O tamanho conta mesmo?
À medida que nos aproximamos do fim desta primeira temporada da Lei de Bases da Saúde, o tamanho vai contando cada vez mais. O PS afirma que a divergência sobre hospitais privados gerirem os hospitais públicos é coisa insignificante, há tantas outras questões, esta está no fundo da lista de prioridades. Ora, sendo a questão pequena, recusa qualquer entendimento e prefere que não haja lei a haver um compromisso. A esquerda, pelo contrário, afirma que essa divergência é coisa grande. E, por isso mesmo, para resolver a questão, sugeriu compromissos para que haja lei. Há aqui dois pesos e duas medidas. Para o PS, se é pequeno o motivo, é caso de rutura. Para a esquerda, se é grande, é caso para se falar.
Assim, passaram a estar em cima da mesa dois temas, nenhum deles de somenos.
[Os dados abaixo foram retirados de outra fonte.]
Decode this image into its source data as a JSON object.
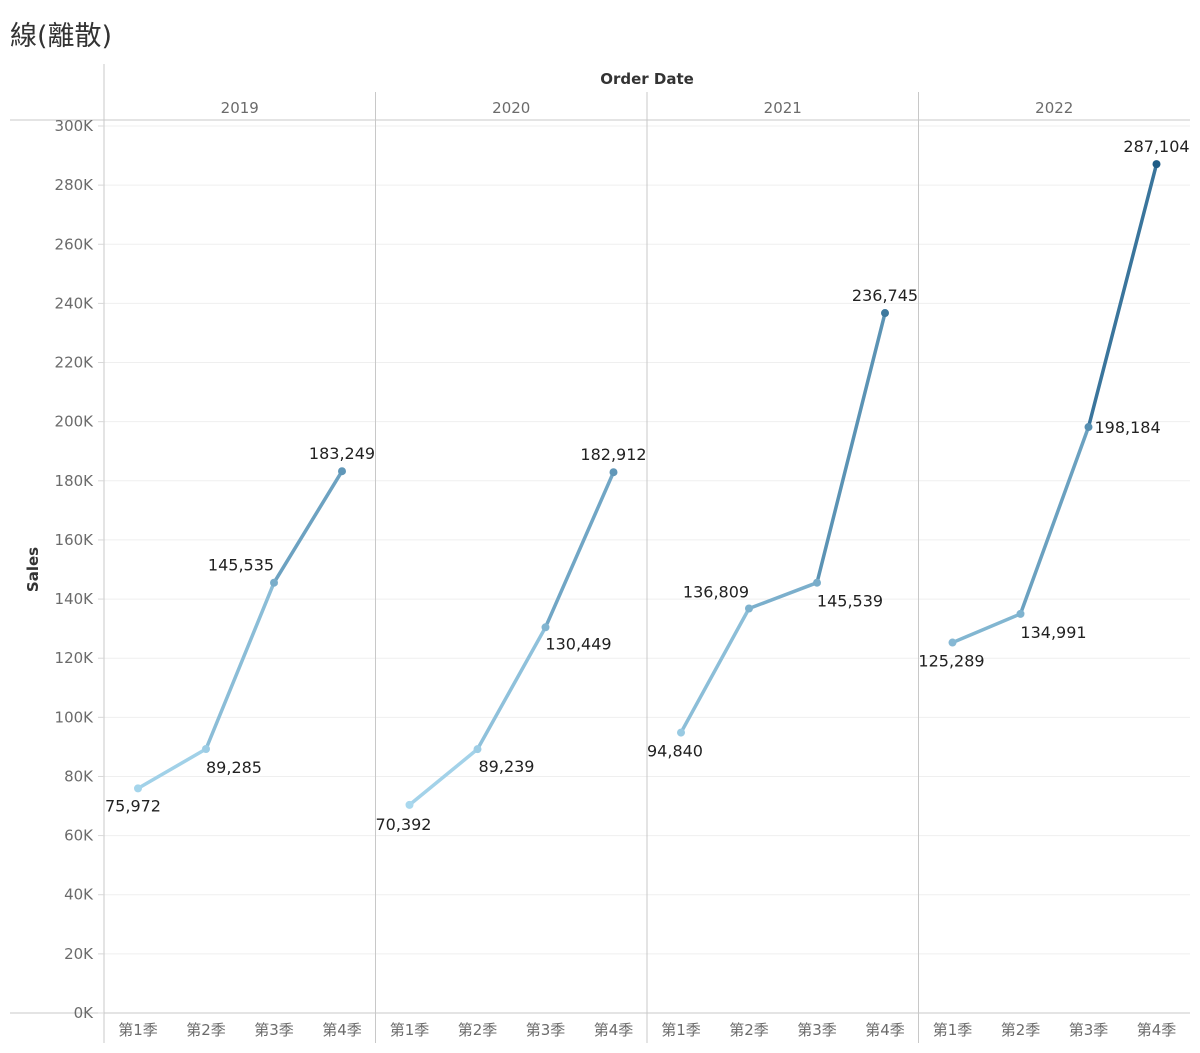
{
  "title": "線(離散)",
  "chart_data": {
    "type": "line",
    "column_header": "Order Date",
    "ylabel": "Sales",
    "ylim": [
      0,
      300000
    ],
    "y_ticks": [
      0,
      20000,
      40000,
      60000,
      80000,
      100000,
      120000,
      140000,
      160000,
      180000,
      200000,
      220000,
      240000,
      260000,
      280000,
      300000
    ],
    "y_tick_labels": [
      "0K",
      "20K",
      "40K",
      "60K",
      "80K",
      "100K",
      "120K",
      "140K",
      "160K",
      "180K",
      "200K",
      "220K",
      "240K",
      "260K",
      "280K",
      "300K"
    ],
    "categories": [
      "第1季",
      "第2季",
      "第3季",
      "第4季"
    ],
    "color_range": [
      "#a9d8ee",
      "#1c5a85"
    ],
    "panels": [
      {
        "year": "2019",
        "values": [
          75972,
          89285,
          145535,
          183249
        ],
        "labels": [
          "75,972",
          "89,285",
          "145,535",
          "183,249"
        ]
      },
      {
        "year": "2020",
        "values": [
          70392,
          89239,
          130449,
          182912
        ],
        "labels": [
          "70,392",
          "89,239",
          "130,449",
          "182,912"
        ]
      },
      {
        "year": "2021",
        "values": [
          94840,
          136809,
          145539,
          236745
        ],
        "labels": [
          "94,840",
          "136,809",
          "145,539",
          "236,745"
        ]
      },
      {
        "year": "2022",
        "values": [
          125289,
          134991,
          198184,
          287104
        ],
        "labels": [
          "125,289",
          "134,991",
          "198,184",
          "287,104"
        ]
      }
    ],
    "grid": true,
    "legend": "none"
  }
}
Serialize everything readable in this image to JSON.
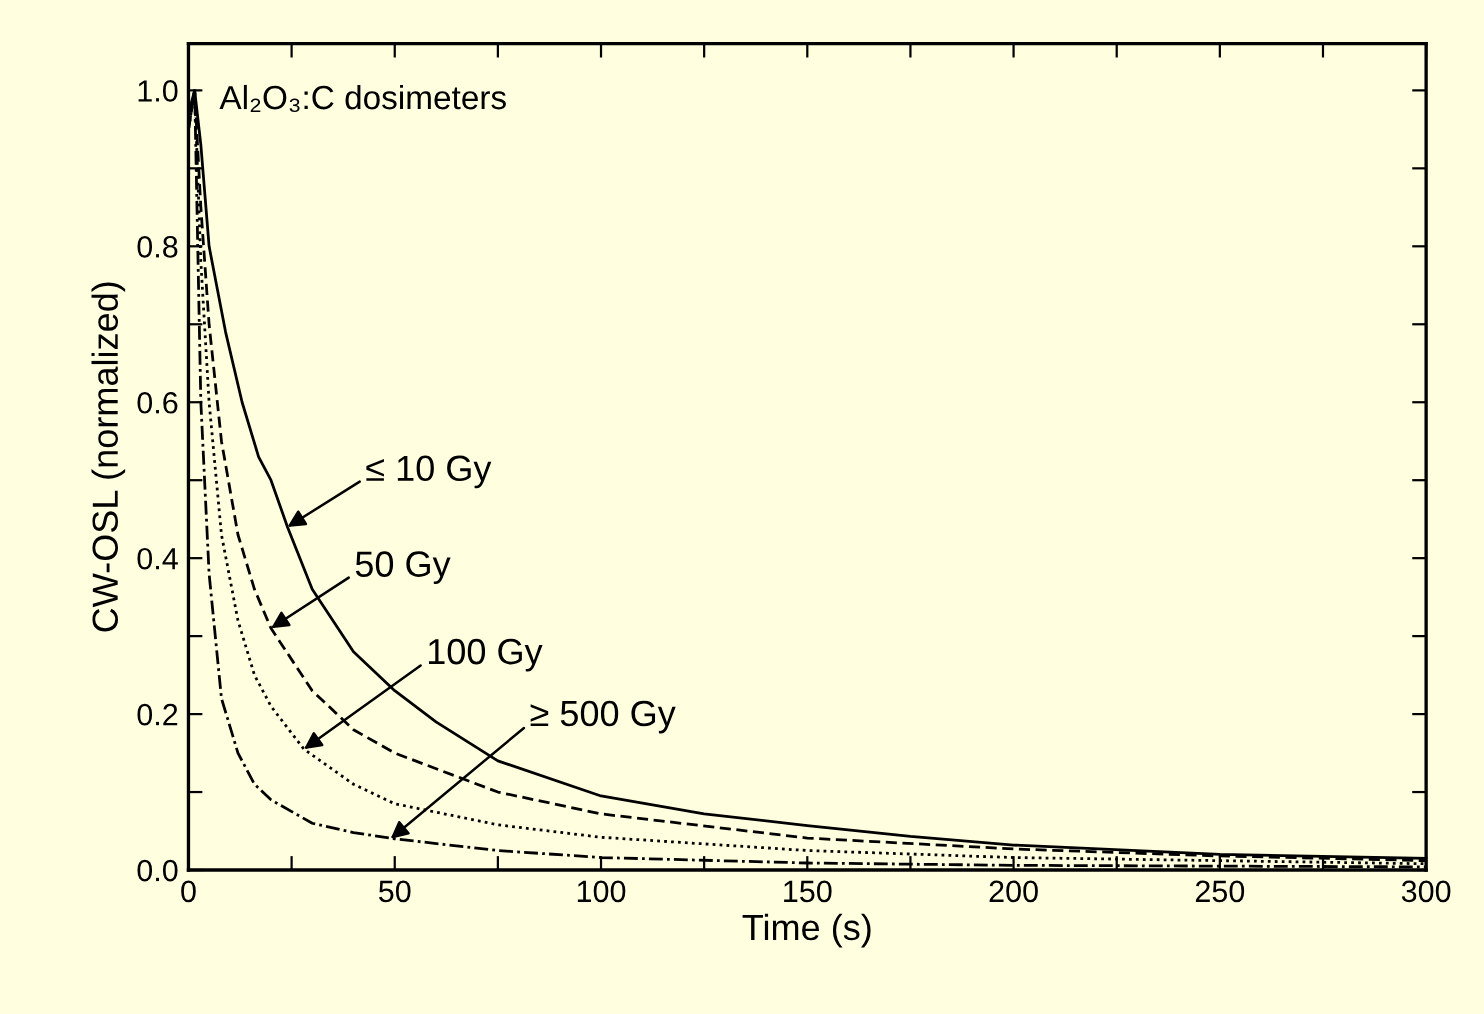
{
  "chart_data": {
    "type": "line",
    "xlabel": "Time (s)",
    "ylabel": "CW-OSL (normalized)",
    "xlim": [
      0,
      300
    ],
    "ylim": [
      0,
      1.06
    ],
    "xticks": [
      0,
      {
        "value": 25,
        "label": null
      },
      50,
      {
        "value": 75,
        "label": null
      },
      100,
      {
        "value": 125,
        "label": null
      },
      150,
      {
        "value": 175,
        "label": null
      },
      200,
      {
        "value": 225,
        "label": null
      },
      250,
      {
        "value": 275,
        "label": null
      },
      300
    ],
    "yticks": [
      {
        "value": 0,
        "label": "0.0"
      },
      {
        "value": 0.1,
        "label": null
      },
      0.2,
      {
        "value": 0.3,
        "label": null
      },
      0.4,
      {
        "value": 0.5,
        "label": null
      },
      0.6,
      {
        "value": 0.7,
        "label": null
      },
      0.8,
      {
        "value": 0.9,
        "label": null
      },
      {
        "value": 1.0,
        "label": "1.0"
      }
    ],
    "grid": false,
    "marker": "none",
    "series": [
      {
        "color": "#000000",
        "line_style": "solid",
        "x": [
          0,
          1.5,
          3,
          5,
          9,
          13,
          17,
          20,
          24,
          30,
          40,
          50,
          60,
          75,
          100,
          125,
          150,
          175,
          200,
          250,
          300
        ],
        "values": [
          0.97,
          1.0,
          0.93,
          0.8,
          0.69,
          0.6,
          0.53,
          0.5,
          0.44,
          0.36,
          0.28,
          0.23,
          0.19,
          0.14,
          0.095,
          0.072,
          0.057,
          0.043,
          0.032,
          0.02,
          0.015
        ]
      },
      {
        "color": "#000000",
        "line_style": "dashed",
        "x": [
          0,
          1.5,
          3,
          5,
          8,
          12,
          16,
          20,
          30,
          40,
          50,
          75,
          100,
          150,
          200,
          250,
          300
        ],
        "values": [
          0.95,
          1.0,
          0.85,
          0.7,
          0.55,
          0.43,
          0.36,
          0.31,
          0.23,
          0.18,
          0.15,
          0.1,
          0.072,
          0.041,
          0.027,
          0.018,
          0.012
        ]
      },
      {
        "color": "#000000",
        "line_style": "dotted",
        "x": [
          0,
          1.5,
          3,
          5,
          8,
          12,
          16,
          20,
          28,
          40,
          50,
          75,
          100,
          150,
          200,
          300
        ],
        "values": [
          0.95,
          1.0,
          0.78,
          0.6,
          0.43,
          0.32,
          0.25,
          0.21,
          0.155,
          0.11,
          0.085,
          0.058,
          0.042,
          0.025,
          0.016,
          0.008
        ]
      },
      {
        "color": "#000000",
        "line_style": "dashdot",
        "x": [
          0,
          1.5,
          3,
          5,
          8,
          12,
          16,
          20,
          30,
          40,
          50,
          75,
          100,
          150,
          200,
          300
        ],
        "values": [
          0.95,
          1.0,
          0.6,
          0.38,
          0.22,
          0.15,
          0.11,
          0.09,
          0.06,
          0.048,
          0.04,
          0.025,
          0.016,
          0.009,
          0.006,
          0.004
        ]
      }
    ],
    "annotations": [
      "Al₂O₃:C dosimeters",
      {
        "text": "≤ 10 Gy",
        "x": 24,
        "y": 0.44
      },
      {
        "text": "50 Gy",
        "x": 20,
        "y": 0.31
      },
      {
        "text": "100 Gy",
        "x": 28,
        "y": 0.155
      },
      {
        "text": "≥ 500 Gy",
        "x": 49,
        "y": 0.04
      }
    ]
  }
}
O primeiro é a Lei. Uma Lei de Bases é um quadro organizador da legislação sobre as prioridades, a estratégia, as instituições, o funcionamento e as pessoas do Serviço Nacional de Saúde, bem como sobre o quadro em que se desenvolve a atividade empresarial na saúde privada. Concretiza o princípio constitucional de assegurar a proteção universal em saúde. A partir dessa lei define-se o princípio da atividade dos serviços de saúde. E depois falta tudo o resto: financiamento, recrutamento e qualificação de quadros, construção de serviços e edifícios, articulação entre instituições de saúde, campanhas de prevenção, educação para a saúde, investigação científica. A Lei é um ponto de partida e depois terá que vir o plano de ação. Se só houver lei e não houver nem financiamento nem pessoas, tratar-se-á de uma mistificação.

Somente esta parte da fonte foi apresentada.